To see how a picture grouping will look on the wall, first lay it out on the floor. You're getting a bird's eye view, and you'll find it easier and quicker to move things around as you work out a preliminary arrangement.
Install eyes and picture-frame wire. Screw eyes and braided wire are sold in a range of sizes to handle framed objects of different weights. To position the eyes, measure the height of the frame, and mark pilot holes one-third of the way down the frame. Drill a hole slightly smaller than the diameter of the threaded portion of the eye. Drill carefully to avoid boring through the frame. Twist in the eyes by hand.
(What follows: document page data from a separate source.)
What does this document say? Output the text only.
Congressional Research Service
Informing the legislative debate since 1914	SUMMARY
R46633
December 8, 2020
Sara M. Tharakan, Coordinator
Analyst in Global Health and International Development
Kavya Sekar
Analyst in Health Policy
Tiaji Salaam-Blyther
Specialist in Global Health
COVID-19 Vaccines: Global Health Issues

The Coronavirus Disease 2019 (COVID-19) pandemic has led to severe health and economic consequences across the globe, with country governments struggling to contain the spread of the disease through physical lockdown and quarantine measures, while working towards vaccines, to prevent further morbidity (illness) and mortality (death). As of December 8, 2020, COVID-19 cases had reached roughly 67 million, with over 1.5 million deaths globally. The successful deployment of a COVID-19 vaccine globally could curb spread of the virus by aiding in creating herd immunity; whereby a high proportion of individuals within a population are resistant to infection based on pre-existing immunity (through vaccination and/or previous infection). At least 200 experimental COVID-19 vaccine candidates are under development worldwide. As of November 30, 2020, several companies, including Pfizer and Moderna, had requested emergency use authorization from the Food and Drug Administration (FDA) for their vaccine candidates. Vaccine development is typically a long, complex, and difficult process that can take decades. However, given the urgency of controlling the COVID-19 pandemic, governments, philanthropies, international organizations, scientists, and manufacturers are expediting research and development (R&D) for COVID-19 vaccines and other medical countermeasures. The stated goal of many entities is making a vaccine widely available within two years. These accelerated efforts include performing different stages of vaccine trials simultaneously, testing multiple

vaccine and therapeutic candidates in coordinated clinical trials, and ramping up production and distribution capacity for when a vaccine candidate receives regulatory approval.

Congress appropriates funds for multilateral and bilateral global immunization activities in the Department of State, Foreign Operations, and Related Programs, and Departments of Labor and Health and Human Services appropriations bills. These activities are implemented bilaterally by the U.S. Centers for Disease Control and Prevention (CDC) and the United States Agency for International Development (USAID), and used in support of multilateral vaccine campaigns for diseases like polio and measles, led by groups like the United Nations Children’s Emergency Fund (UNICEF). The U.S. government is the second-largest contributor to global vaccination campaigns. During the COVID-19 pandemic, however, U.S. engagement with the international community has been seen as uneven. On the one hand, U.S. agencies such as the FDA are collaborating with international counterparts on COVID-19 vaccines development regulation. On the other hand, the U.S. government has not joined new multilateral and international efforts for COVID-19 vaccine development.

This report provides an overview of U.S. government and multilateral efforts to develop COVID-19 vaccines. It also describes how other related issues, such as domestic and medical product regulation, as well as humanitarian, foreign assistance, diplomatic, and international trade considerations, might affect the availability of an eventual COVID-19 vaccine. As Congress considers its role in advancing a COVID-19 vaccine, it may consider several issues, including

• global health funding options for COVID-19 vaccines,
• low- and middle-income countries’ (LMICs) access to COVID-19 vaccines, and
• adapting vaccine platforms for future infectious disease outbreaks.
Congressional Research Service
To determine the length of wire to cut for a picture, measure the picture width and add 50 percent. This allows enough wire to wrap each end around a screw eye and then around itself, while preventing the frame from dropping below the hanger.
Use double wire for heavy pictures. To securely hang heavy pictures where there is no access to a stud, run two wires between the screw eyes and support each with a hanger. Space the two hangers at least half the picture's width apart.
Nail a hanger to the wall. To determine the exact position for the hanger, poke a pencil point through the paper cutout at the spot where the picture wire will be when fully stretched by the picture weight. When you find the best location for the picture, tap a nail through the hole just enough to mark the wall.
Traditional hangers (A) have a nail that runs through the top, with a hook that acts as a hanger. They work in both drywall and plaster but may tend to chip plaster.
Hangers sold as "professional" picture hangers (B) also work in plaster and drywall. They have a thin, sharp, hardened nail that is less likely to chip plaster. The nail is removable and reusable.
Wallboard anchors (C) are large nylon screws that house metal screws. Drive the pointed end into the drywall with a hammer; then screw the anchor into the wall with a standard screwdriver. Drive in the metal screw, and hang the picture.
Anchors are available with hooks (D) to hang pictures and with special hooks to hang mirrors.